Introduction. The presence of heavy metals in aquatic environments creates environmental problems. Sorption treatment with zeolite from the Shankanai deposit is a promising method for removing heavy metal ions from aqueous solutions due to its high selectivity, cost-effectiveness and environmental sustainability. The aim of the work is to study the sorption properties of natural zeolite with respect to Co²⁺, Ni²⁺ and V⁴⁺ cations from aqueous media using the saturation method. Results and discussion. Studies were carried out using the saturation method on the sorption of individual Co2+, Ni2+ and V4+ cations by natural zeolite and in two metal-containing systems: "Ni²⁺–Co²⁺–NZ–H₂O"; "Ni²⁺–V⁴⁺–NZ–H₂O"; "Co²⁺–V⁴⁺–NZ–H₂O" from an aqueous environment. Increasing the concentration of both cobalt (II) and nickel (II) cations in solutions to 10 mg/L increases the degree of Ni²⁺ sorption by 2.5 times and Co²⁺ by 4.8 times compared to solutions containing 5.0 mg/L. Maxima are recorded on the sorption curves at C(Ni/Co) = 10 mg/l. The degree of cation sorption in the Ni²⁺/Co²⁺/V⁴⁺ – H₂O systems with the working concentration of the studied cations does not exceed 55% on average.

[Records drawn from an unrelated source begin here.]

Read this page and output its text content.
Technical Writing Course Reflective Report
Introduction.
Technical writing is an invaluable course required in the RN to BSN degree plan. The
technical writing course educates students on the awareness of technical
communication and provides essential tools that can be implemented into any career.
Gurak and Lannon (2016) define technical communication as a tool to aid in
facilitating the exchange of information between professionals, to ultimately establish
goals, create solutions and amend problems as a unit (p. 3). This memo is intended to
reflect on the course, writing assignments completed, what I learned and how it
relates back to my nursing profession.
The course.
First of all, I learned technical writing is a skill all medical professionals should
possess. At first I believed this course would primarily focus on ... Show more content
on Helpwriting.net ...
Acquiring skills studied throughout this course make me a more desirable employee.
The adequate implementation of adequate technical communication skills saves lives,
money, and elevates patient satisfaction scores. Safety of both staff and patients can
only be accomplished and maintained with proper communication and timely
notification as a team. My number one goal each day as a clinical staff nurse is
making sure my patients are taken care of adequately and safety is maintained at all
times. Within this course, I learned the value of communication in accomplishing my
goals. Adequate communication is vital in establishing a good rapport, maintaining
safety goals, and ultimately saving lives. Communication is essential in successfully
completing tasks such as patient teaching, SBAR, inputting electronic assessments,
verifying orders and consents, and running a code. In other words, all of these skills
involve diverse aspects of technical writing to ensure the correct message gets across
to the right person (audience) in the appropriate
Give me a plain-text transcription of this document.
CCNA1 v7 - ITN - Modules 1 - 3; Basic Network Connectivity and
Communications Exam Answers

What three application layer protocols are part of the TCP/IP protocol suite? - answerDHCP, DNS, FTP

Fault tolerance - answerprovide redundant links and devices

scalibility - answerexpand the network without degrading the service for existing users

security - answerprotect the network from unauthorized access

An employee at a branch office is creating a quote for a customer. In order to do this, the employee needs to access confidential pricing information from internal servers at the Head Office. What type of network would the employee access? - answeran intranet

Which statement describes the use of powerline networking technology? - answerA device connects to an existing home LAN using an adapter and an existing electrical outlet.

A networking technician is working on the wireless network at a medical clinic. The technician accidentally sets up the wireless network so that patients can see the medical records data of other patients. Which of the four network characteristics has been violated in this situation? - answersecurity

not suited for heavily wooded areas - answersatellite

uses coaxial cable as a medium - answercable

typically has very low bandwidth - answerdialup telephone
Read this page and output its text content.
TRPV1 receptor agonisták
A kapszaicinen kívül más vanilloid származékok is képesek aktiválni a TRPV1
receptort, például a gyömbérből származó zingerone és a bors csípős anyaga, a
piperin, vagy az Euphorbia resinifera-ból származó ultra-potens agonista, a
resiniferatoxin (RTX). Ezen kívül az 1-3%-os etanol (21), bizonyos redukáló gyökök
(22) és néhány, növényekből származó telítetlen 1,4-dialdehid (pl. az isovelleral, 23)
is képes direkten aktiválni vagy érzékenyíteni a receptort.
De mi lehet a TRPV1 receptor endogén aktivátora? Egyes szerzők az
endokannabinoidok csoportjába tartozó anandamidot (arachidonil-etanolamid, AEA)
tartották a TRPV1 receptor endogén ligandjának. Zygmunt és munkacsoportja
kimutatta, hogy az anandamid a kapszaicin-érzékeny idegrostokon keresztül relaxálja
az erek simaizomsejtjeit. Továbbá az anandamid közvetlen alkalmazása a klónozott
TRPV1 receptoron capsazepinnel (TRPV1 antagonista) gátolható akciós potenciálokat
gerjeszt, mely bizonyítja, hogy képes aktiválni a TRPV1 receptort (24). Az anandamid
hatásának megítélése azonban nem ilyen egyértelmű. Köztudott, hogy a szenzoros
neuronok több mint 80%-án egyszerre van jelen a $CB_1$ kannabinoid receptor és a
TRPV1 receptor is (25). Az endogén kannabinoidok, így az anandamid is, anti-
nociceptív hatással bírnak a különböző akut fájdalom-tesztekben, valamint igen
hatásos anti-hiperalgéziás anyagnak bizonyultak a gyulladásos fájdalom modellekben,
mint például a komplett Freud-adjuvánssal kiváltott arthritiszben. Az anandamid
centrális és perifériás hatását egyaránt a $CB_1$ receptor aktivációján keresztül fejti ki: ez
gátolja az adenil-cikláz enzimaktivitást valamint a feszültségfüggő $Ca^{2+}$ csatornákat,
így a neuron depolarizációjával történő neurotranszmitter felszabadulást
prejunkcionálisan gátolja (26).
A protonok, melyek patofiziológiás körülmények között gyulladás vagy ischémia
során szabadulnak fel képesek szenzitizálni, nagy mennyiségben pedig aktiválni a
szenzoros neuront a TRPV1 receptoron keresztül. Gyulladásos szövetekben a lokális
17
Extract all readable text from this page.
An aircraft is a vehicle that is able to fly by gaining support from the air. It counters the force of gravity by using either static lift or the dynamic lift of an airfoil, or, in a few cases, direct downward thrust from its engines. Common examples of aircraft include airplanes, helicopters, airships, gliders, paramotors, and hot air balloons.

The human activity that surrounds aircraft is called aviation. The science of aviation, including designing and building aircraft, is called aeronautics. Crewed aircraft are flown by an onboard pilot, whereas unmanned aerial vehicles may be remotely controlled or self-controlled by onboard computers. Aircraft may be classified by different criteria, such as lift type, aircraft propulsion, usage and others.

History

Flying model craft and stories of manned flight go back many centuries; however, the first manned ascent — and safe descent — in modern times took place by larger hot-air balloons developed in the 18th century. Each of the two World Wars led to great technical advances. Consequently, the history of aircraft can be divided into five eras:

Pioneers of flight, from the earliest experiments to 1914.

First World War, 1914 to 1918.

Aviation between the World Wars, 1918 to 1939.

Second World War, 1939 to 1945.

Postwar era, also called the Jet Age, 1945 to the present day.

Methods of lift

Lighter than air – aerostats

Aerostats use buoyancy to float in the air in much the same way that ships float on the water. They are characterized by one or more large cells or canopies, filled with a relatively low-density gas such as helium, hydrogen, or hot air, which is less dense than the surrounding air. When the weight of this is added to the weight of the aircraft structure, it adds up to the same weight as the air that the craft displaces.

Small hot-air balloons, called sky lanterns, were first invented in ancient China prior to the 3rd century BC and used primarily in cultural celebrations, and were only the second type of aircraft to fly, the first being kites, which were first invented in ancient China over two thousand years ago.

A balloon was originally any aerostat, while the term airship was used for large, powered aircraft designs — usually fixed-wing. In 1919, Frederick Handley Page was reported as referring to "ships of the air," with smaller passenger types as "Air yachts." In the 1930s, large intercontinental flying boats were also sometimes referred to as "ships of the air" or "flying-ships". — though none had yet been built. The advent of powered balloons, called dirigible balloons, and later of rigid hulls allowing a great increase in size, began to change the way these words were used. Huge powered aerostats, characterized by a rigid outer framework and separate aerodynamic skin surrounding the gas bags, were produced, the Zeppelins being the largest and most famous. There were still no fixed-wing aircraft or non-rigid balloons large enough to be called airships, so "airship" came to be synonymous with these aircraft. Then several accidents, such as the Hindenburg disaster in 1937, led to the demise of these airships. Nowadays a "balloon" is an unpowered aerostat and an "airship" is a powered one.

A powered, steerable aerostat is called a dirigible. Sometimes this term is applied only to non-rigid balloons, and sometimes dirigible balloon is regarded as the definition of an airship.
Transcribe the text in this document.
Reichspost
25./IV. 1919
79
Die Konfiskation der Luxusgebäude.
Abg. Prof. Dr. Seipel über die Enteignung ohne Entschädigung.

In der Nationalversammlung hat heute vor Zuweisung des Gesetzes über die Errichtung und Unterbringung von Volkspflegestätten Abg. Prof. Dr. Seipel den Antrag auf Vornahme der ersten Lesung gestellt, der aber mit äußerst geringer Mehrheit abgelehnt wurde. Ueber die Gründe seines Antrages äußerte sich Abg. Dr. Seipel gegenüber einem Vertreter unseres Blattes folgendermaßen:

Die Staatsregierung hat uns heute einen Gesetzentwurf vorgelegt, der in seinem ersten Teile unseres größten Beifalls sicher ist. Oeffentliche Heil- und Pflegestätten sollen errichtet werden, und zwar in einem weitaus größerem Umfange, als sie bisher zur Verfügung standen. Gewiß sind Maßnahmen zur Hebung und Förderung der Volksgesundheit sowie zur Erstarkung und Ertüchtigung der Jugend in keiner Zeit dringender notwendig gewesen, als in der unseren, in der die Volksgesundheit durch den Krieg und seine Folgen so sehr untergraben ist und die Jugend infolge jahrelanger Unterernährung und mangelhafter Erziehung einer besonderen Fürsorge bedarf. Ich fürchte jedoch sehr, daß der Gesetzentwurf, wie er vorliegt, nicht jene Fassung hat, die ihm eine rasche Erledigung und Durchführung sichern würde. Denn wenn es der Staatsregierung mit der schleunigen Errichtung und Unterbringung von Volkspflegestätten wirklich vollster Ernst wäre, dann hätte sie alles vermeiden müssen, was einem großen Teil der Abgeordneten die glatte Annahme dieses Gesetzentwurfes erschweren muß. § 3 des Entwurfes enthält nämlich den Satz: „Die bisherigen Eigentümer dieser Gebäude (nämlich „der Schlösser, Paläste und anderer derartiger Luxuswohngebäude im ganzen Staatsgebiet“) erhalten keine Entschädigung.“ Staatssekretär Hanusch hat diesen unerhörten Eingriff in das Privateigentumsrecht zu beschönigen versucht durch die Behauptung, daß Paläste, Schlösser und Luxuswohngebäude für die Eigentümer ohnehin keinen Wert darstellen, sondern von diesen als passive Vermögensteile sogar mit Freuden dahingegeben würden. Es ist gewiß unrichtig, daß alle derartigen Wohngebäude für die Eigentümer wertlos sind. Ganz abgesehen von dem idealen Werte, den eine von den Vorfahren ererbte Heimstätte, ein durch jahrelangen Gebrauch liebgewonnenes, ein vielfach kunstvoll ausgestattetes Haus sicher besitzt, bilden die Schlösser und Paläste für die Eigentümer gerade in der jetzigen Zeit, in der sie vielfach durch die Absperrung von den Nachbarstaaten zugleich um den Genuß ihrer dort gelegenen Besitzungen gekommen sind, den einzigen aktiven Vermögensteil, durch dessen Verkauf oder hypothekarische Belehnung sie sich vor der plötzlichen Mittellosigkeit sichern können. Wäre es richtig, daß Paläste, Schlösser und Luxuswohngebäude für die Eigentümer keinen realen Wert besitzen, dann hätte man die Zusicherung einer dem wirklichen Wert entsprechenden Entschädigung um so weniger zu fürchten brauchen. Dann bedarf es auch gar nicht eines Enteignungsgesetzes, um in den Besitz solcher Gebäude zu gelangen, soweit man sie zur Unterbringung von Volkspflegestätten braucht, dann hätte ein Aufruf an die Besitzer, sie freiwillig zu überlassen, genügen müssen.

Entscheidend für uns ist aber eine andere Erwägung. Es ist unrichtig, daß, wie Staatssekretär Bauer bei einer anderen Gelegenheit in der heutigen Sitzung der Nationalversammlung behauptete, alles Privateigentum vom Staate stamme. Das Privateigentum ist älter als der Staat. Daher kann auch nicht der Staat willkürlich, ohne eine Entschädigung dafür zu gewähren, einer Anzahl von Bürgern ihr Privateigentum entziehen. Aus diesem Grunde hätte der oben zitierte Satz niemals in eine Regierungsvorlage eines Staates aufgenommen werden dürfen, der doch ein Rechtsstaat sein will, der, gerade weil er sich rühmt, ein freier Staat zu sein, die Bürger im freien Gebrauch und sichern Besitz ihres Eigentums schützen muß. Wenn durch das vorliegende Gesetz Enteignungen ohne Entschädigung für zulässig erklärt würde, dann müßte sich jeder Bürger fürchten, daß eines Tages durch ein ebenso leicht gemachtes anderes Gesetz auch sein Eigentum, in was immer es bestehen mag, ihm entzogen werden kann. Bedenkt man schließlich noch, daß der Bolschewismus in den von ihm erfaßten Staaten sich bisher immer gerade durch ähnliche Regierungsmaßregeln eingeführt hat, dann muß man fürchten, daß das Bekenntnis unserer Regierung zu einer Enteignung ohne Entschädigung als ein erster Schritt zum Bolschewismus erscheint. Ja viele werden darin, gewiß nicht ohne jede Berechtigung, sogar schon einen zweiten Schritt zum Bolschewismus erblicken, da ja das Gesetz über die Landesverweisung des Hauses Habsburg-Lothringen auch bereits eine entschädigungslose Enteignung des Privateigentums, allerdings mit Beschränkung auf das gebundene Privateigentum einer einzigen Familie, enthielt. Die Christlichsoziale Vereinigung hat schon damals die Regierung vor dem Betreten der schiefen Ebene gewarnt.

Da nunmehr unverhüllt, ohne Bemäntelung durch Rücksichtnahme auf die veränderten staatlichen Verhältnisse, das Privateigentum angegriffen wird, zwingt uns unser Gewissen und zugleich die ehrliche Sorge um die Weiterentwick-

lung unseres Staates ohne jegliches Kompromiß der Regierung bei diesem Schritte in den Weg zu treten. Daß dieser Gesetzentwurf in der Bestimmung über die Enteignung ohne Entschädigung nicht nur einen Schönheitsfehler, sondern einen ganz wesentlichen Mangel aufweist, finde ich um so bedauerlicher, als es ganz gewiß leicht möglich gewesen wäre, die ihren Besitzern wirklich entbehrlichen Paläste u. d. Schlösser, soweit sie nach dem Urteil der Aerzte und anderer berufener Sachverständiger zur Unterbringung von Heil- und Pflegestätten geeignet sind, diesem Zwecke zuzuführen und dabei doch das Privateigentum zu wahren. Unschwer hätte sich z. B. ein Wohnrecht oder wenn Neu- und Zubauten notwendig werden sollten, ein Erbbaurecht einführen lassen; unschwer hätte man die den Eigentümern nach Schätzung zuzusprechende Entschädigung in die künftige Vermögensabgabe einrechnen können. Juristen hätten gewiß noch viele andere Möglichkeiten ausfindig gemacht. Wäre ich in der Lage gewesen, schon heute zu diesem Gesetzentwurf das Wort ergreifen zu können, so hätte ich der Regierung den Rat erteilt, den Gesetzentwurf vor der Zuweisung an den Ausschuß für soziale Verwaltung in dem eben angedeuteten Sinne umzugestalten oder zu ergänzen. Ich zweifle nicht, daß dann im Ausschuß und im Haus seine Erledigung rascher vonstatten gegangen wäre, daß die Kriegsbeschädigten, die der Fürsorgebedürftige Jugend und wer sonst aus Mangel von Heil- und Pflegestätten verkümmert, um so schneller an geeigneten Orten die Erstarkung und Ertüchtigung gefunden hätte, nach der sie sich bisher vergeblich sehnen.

Zeolite in the Ni²⁺–Co²⁺–NZ–H₂O system exhibits preferential sorption capacity with respect to Ni²⁺ cations; at C_Ni = 30 mg/L it absorbs 0.72 mg/L of CO(II) cations and 28.3 mg/L of Ni (II) cations, i.e. RNi>RСо. In the Ni2⁺–V4⁺–PC–H₂O system, the amount of vanadium (IV) absorbed by NZ increases from 18 to 116 mg/L, which is significantly higher than that of sorbed divalent nickel (5 mg/L). This may be a potential evidence of a weak competing effect of Ni²⁺ in the system with an excess of V⁴⁺ cations. In the Co²⁺–V^4⁺–NZ–H₂O system, which includes the vanadium (IV) cation, the cation with a constant content is first completely sorbed by NZ, and then it is additionally saturated with the second cation. At C_Co= (0.5-1.0) and 10 mg/L, 97.0 and 95.8% of vanadium, as well as 86.3 and 88.4% of cobalt are simultaneously sorbed. Conclusion. In all the studied systems, an unstable nature of sorption is observed, caused by the effect of coordination interaction between different types of cations, due to the sorption ↔ desorption process occurring in an aqueous solution.